Kent efsaneye göre ,Apollon’un kehaneti ve yol göstermesi üzerine Thessalia’dan Anadolu’ya gelen Magnetler tarafından kurulmuş. Şehrin tam kurulduğu yer bilinmese de kayıtlarda antik dönemin ünlü kumandanı Themistokles'in ilk kurulan Magnesia’yı yönetenler arasında olduğu bilinmektedir. MÖ 460’larda Pers Kralı 1’inci Artakserkses, kenti, sürgüne gönderilen Atinalı Komutan Themistokles’e vermiş. Antik dönemin bu ünlü kumandanının ismi ‘300 Spartalı’ filminin devamı olan “300 Bir İmparatorluğun Yükselişi” filmini izleyenlere tanıdık gelecektir. Sadece sikkeleriyle tanınan bu ilk Magnesia, MÖ 399’da terk edilmiş. Diodor, Menderes Nehrinin sürekli yatak değiştirip taşması sonucu meydana gelen salgın hastalıklar ve Pers tehlikesine karşı Atinalı Thibron’un kenti M.Ö. 400-399 taşıdığını yazmaktadır.

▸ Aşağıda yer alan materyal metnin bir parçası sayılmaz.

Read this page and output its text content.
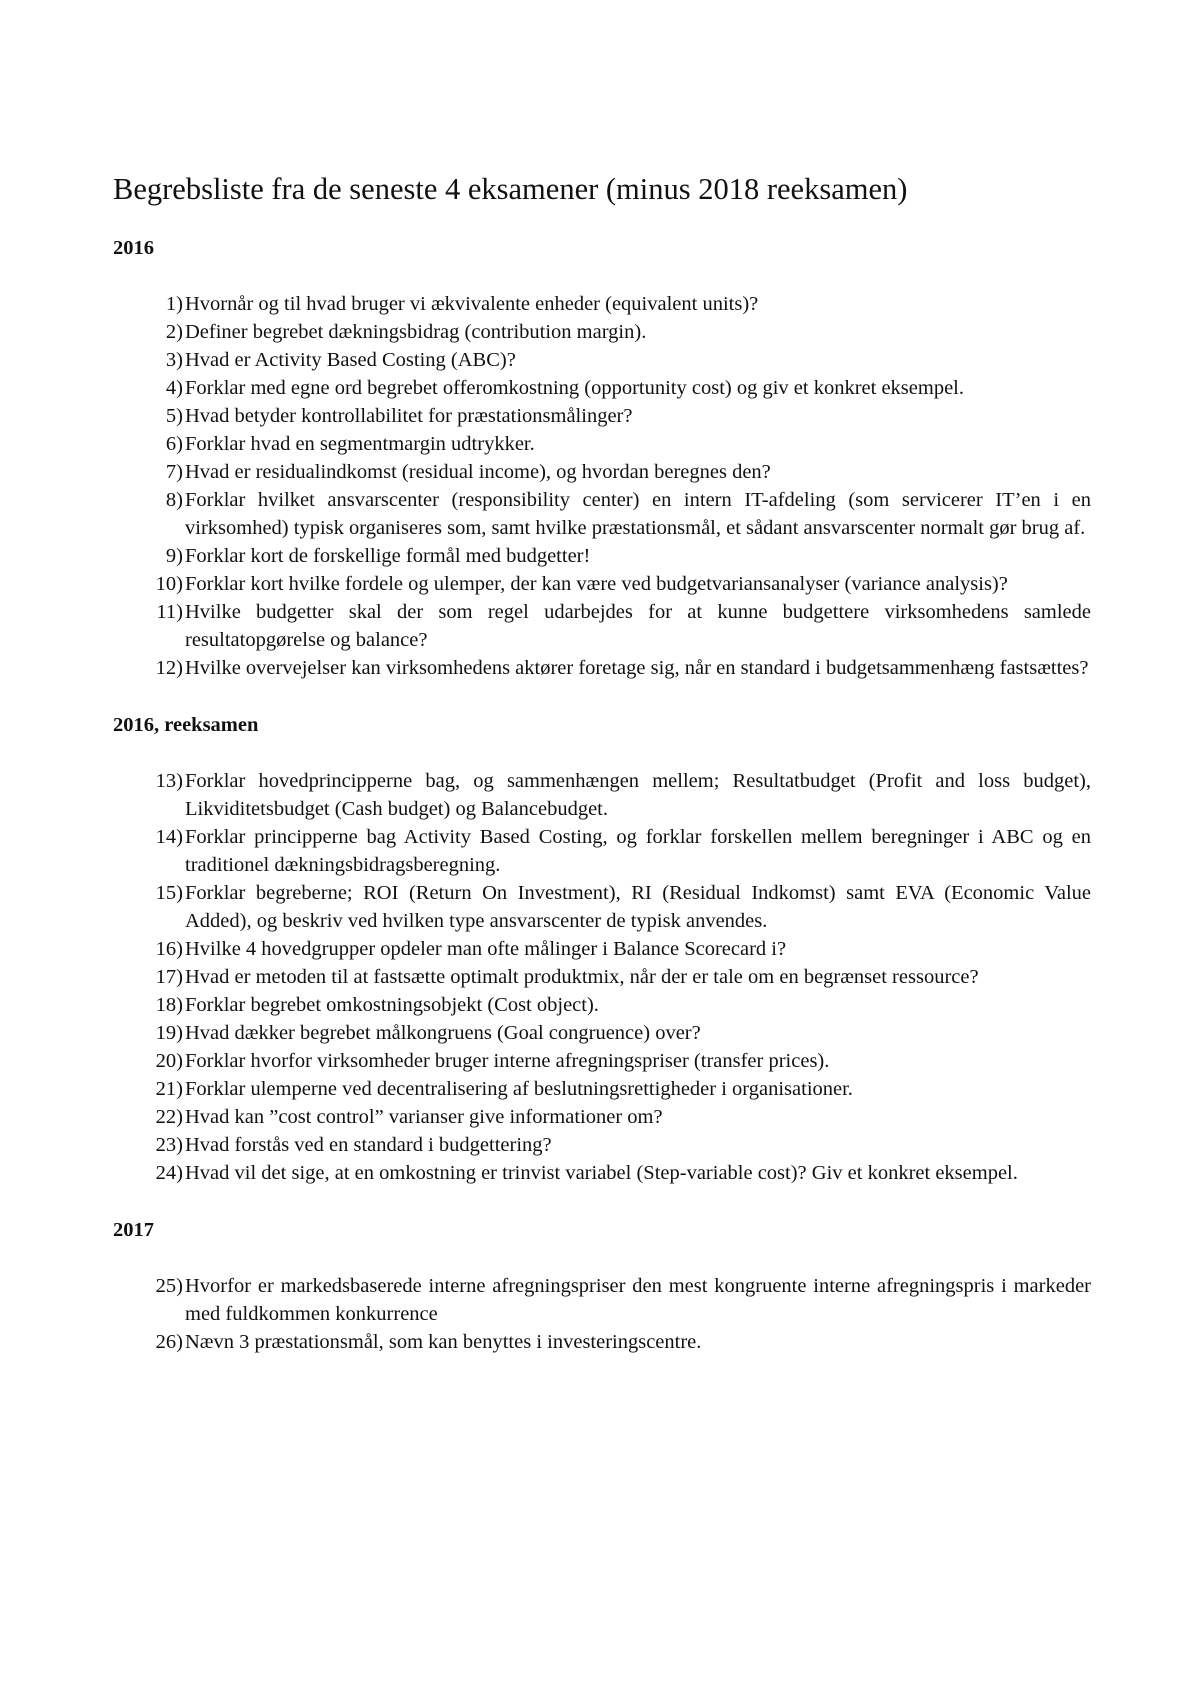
Begrebsliste fra de seneste 4 eksamener (minus 2018 reeksamen)
2016
1) Hvornår og til hvad bruger vi ækvivalente enheder (equivalent units)?
2) Definer begrebet dækningsbidrag (contribution margin).
3) Hvad er Activity Based Costing (ABC)?
4) Forklar med egne ord begrebet offeromkostning (opportunity cost) og giv et konkret eksempel.
5) Hvad betyder kontrollabilitet for præstationsmålinger?
6) Forklar hvad en segmentmargin udtrykker.
7) Hvad er residualindkomst (residual income), og hvordan beregnes den?
8) Forklar hvilket ansvarscenter (responsibility center) en intern IT-afdeling (som servicerer IT’en i en virksomhed) typisk organiseres som, samt hvilke præstationsmål, et sådant ansvarscenter normalt gør brug af.
9) Forklar kort de forskellige formål med budgetter!
10) Forklar kort hvilke fordele og ulemper, der kan være ved budgetvariansanalyser (variance analysis)?
11) Hvilke budgetter skal der som regel udarbejdes for at kunne budgettere virksomhedens samlede resultatopgørelse og balance?
12) Hvilke overvejelser kan virksomhedens aktører foretage sig, når en standard i budgetsammenhæng fastsættes?
2016, reeksamen
13) Forklar hovedprincipperne bag, og sammenhængen mellem; Resultatbudget (Profit and loss budget), Likviditetsbudget (Cash budget) og Balancebudget.
14) Forklar principperne bag Activity Based Costing, og forklar forskellen mellem beregninger i ABC og en traditionel dækningsbidragsberegning.
15) Forklar begreberne; ROI (Return On Investment), RI (Residual Indkomst) samt EVA (Economic Value Added), og beskriv ved hvilken type ansvarscenter de typisk anvendes.
16) Hvilke 4 hovedgrupper opdeler man ofte målinger i Balance Scorecard i?
17) Hvad er metoden til at fastsætte optimalt produktmix, når der er tale om en begrænset ressource?
18) Forklar begrebet omkostningsobjekt (Cost object).
19) Hvad dækker begrebet målkongruens (Goal congruence) over?
20) Forklar hvorfor virksomheder bruger interne afregningspriser (transfer prices).
21) Forklar ulemperne ved decentralisering af beslutningsrettigheder i organisationer.
22) Hvad kan ”cost control” varianser give informationer om?
23) Hvad forstås ved en standard i budgettering?
24) Hvad vil det sige, at en omkostning er trinvist variabel (Step-variable cost)? Giv et konkret eksempel.
2017
25) Hvorfor er markedsbaserede interne afregningspriser den mest kongruente interne afregningspris i markeder med fuldkommen konkurrence
26) Nævn 3 præstationsmål, som kan benyttes i investeringscentre.
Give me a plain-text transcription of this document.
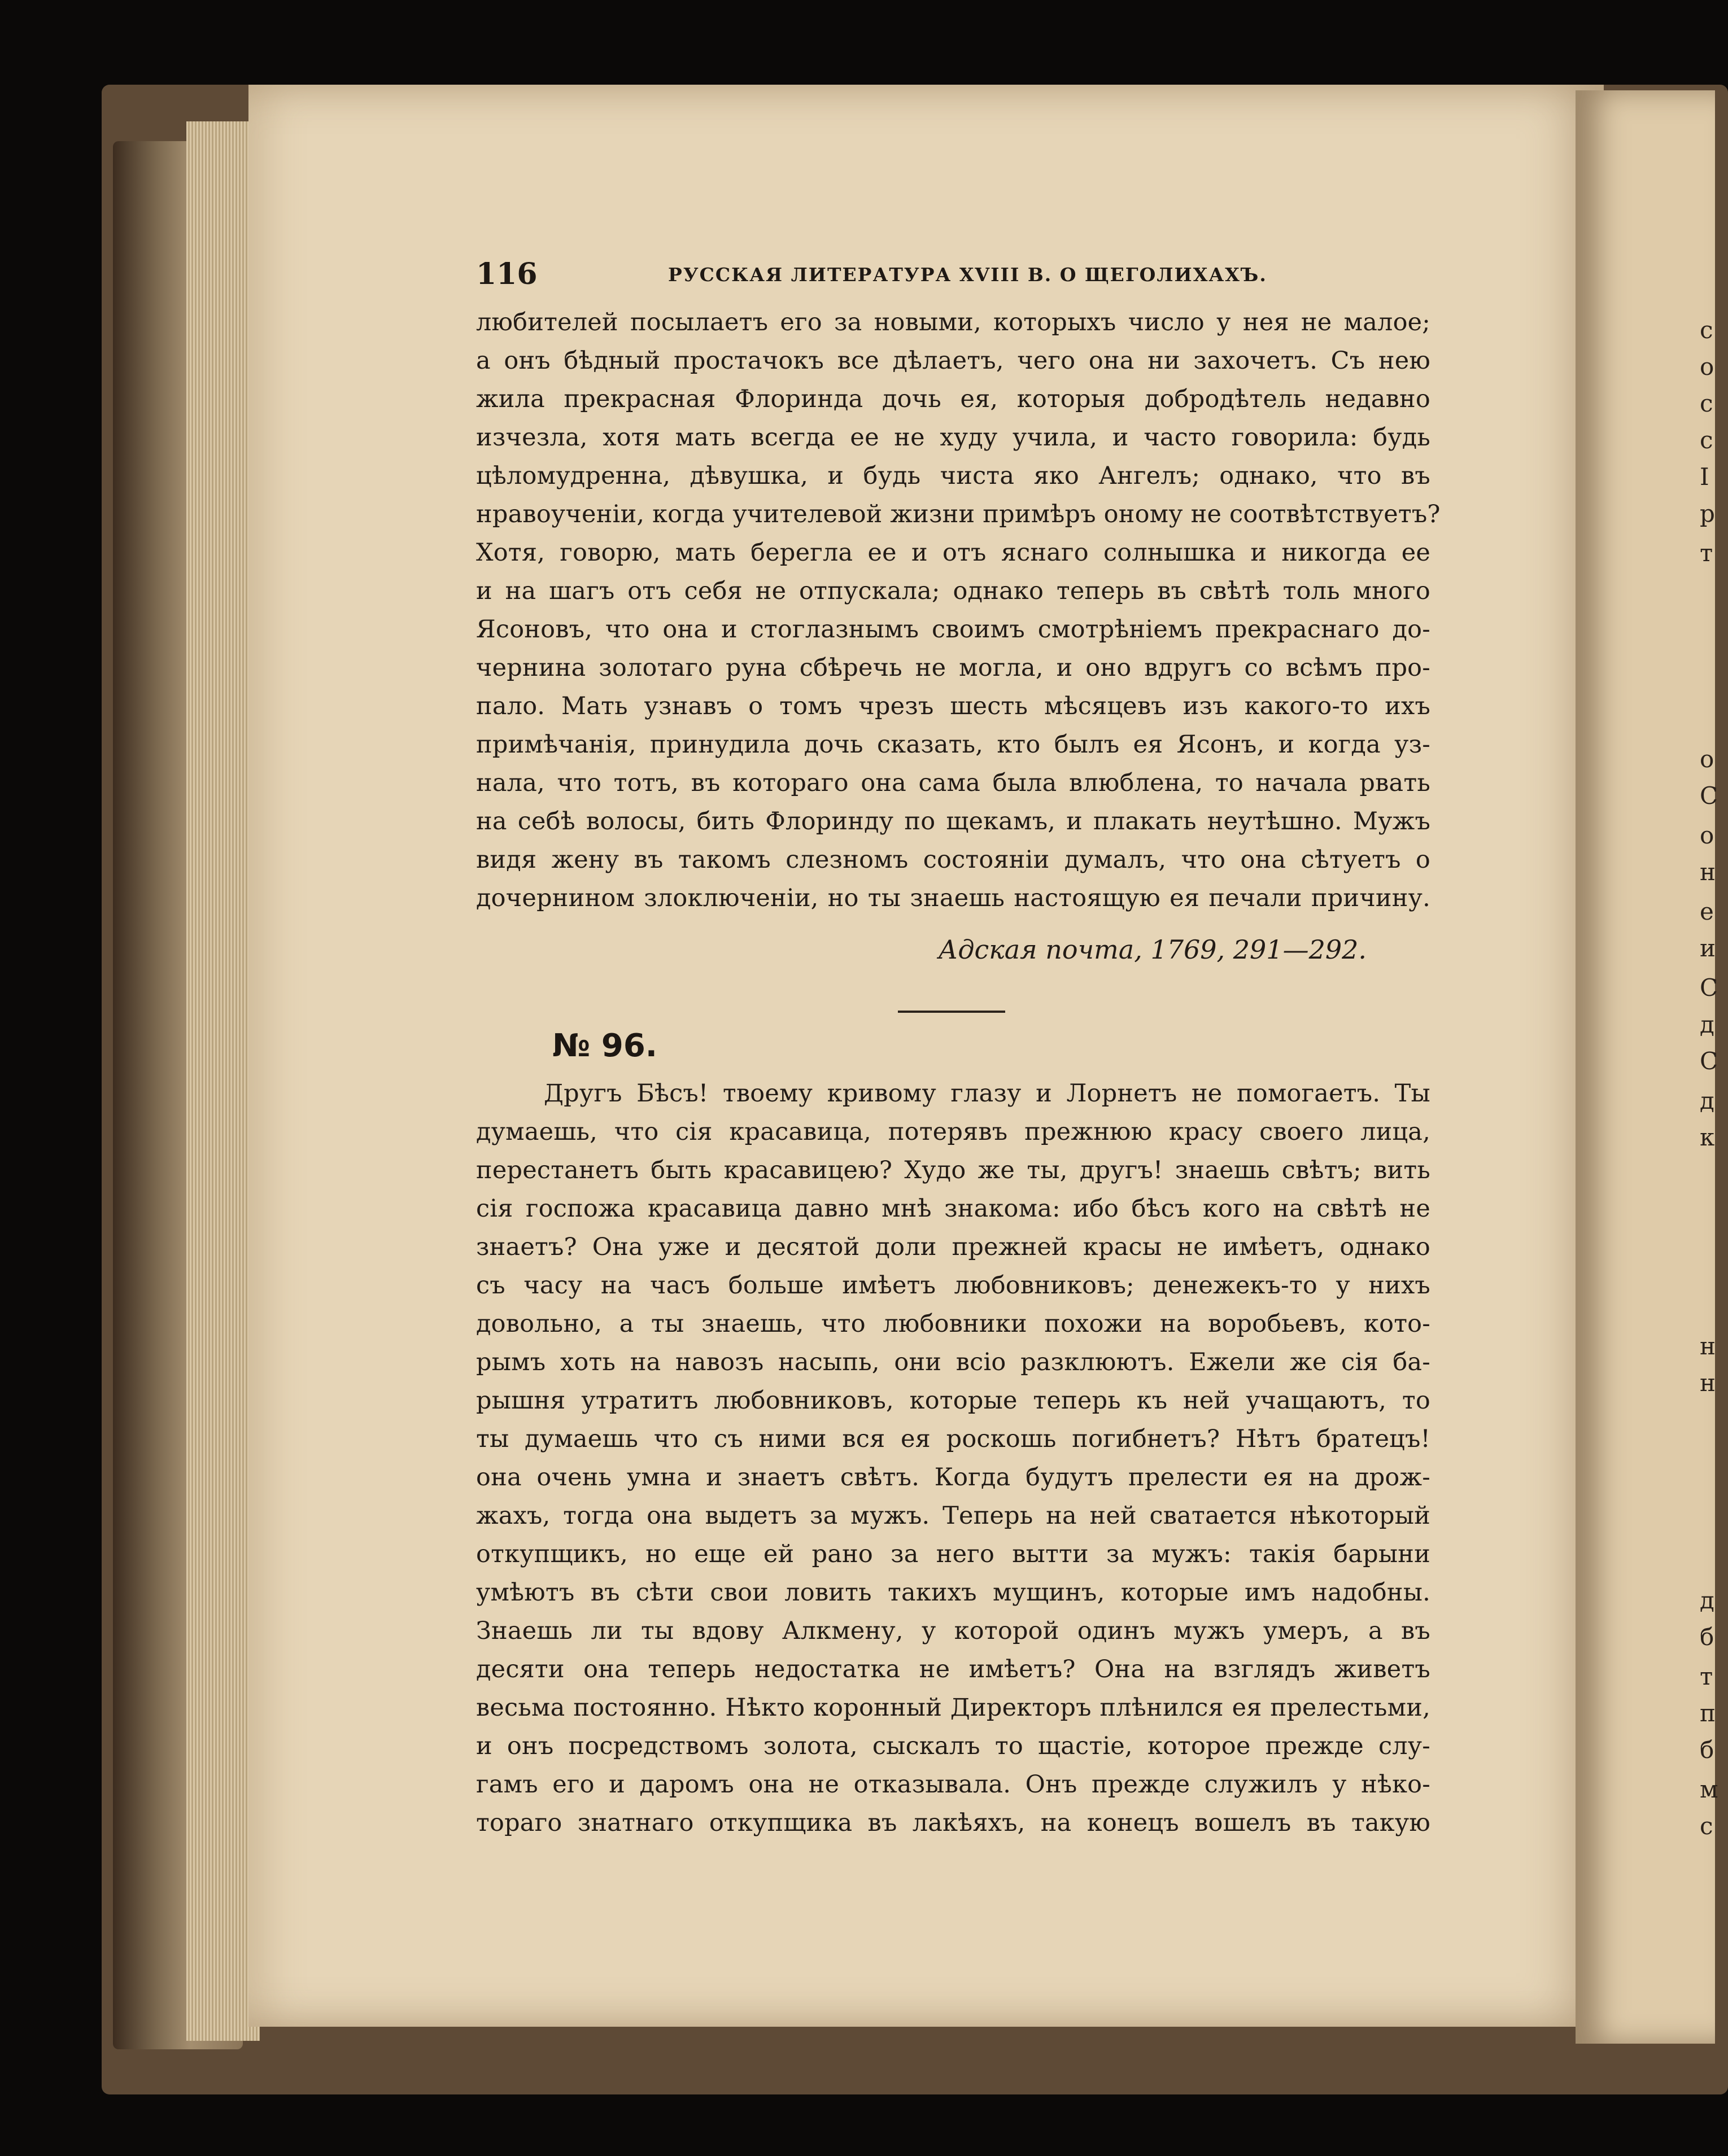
116	РУССКАЯ ЛИТЕРАТУРА XVIII В. О ЩЕГОЛИХАХЪ.
любителей посылаетъ его за новыми, которыхъ число у нея не малое;
а онъ бѣдный простачокъ все дѣлаетъ, чего она ни захочетъ. Съ нею
жила прекрасная Флоринда дочь ея, которыя добродѣтель недавно
изчезла, хотя мать всегда ее не худу учила, и часто говорила: будь
цѣломудренна, дѣвушка, и будь чиста яко Ангелъ; однако, что въ
нравоученіи, когда учителевой жизни примѣръ оному не соотвѣтствуетъ?
Хотя, говорю, мать берегла ее и отъ яснаго солнышка и никогда ее
и на шагъ отъ себя не отпускала; однако теперь въ свѣтѣ толь много
Ясоновъ, что она и стоглазнымъ своимъ смотрѣніемъ прекраснаго до-
чернина золотаго руна сбѣречь не могла, и оно вдругъ со всѣмъ про-
пало. Мать узнавъ о томъ чрезъ шесть мѣсяцевъ изъ какого-то ихъ
примѣчанія, принудила дочь сказать, кто былъ ея Ясонъ, и когда уз-
нала, что тотъ, въ котораго она сама была влюблена, то начала рвать
на себѣ волосы, бить Флоринду по щекамъ, и плакать неутѣшно. Мужъ
видя жену въ такомъ слезномъ состояніи думалъ, что она сѣтуетъ о
дочернином злоключеніи, но ты знаешь настоящую ея печали причину.
Адская почта, 1769, 291—292.
№ 96.
Другъ Бѣсъ! твоему кривому глазу и Лорнетъ не помогаетъ. Ты
думаешь, что сія красавица, потерявъ прежнюю красу своего лица,
перестанетъ быть красавицею? Худо же ты, другъ! знаешь свѣтъ; вить
сія госпожа красавица давно мнѣ знакома: ибо бѣсъ кого на свѣтѣ не
знаетъ? Она уже и десятой доли прежней красы не имѣетъ, однако
съ часу на часъ больше имѣетъ любовниковъ; денежекъ-то у нихъ
довольно, а ты знаешь, что любовники похожи на воробьевъ, кото-
рымъ хоть на навозъ насыпь, они всіо разклюютъ. Ежели же сія ба-
рышня утратитъ любовниковъ, которые теперь къ ней учащаютъ, то
ты думаешь что съ ними вся ея роскошь погибнетъ? Нѣтъ братецъ!
она очень умна и знаетъ свѣтъ. Когда будутъ прелести ея на дрож-
жахъ, тогда она выдетъ за мужъ. Теперь на ней сватается нѣкоторый
откупщикъ, но еще ей рано за него вытти за мужъ: такія барыни
умѣютъ въ сѣти свои ловить такихъ мущинъ, которые имъ надобны.
Знаешь ли ты вдову Алкмену, у которой одинъ мужъ умеръ, а въ
десяти она теперь недостатка не имѣетъ? Она на взглядъ живетъ
весьма постоянно. Нѣкто коронный Директоръ плѣнился ея прелестьми,
и онъ посредствомъ золота, сыскалъ то щастіе, которое прежде слу-
гамъ его и даромъ она не отказывала. Онъ прежде служилъ у нѣко-
тораго знатнаго откупщика въ лакѣяхъ, на конецъ вошелъ въ такую
с
о
с
с
І
р
т
о
С
о
н
е
и
С
д
С
д
к
н
н
д
б
т
п
б
м
с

İlk şehre verilen ‘Magnesia ad Maeandrum’ adı, ‘Menderes Nehri kenarındaki Magnesia’ anlamına geliyor. Gümüşdağ yamaçlarında, ‘Arkaik Dönem’den beri orada bulunan Artemis Leukophryene Tapınağı’nın olduğu yerde kurulan ikinci yani bugünkü Magnesia kenti ise Menderes’in bir kolu olan antik Lethaios (Gümüşçay) kenarında yer almasına karşın eski adıyla anılmaya devam etmiş. İyonya’da, Efes - Priene - Tralles üçgenini birbirine bağlayan yollar üzerinde askeri ve ticari açıdan stratejik bir konuma sahip bir noktaya kurulan Magnesia, geçmişte tahıl üretimi ve bugün olduğu gibi incirleriyle ünlüymüş. MS 3. yüzyıla ait sikkelerde burası Anadolu’nun 7. kenti olarak tanımlanmıştır. Bizans İmparatorluğu ise 12. yüzyıla kadar Magnesia’yı piskoposluk merkezi olarak kullanmıştır.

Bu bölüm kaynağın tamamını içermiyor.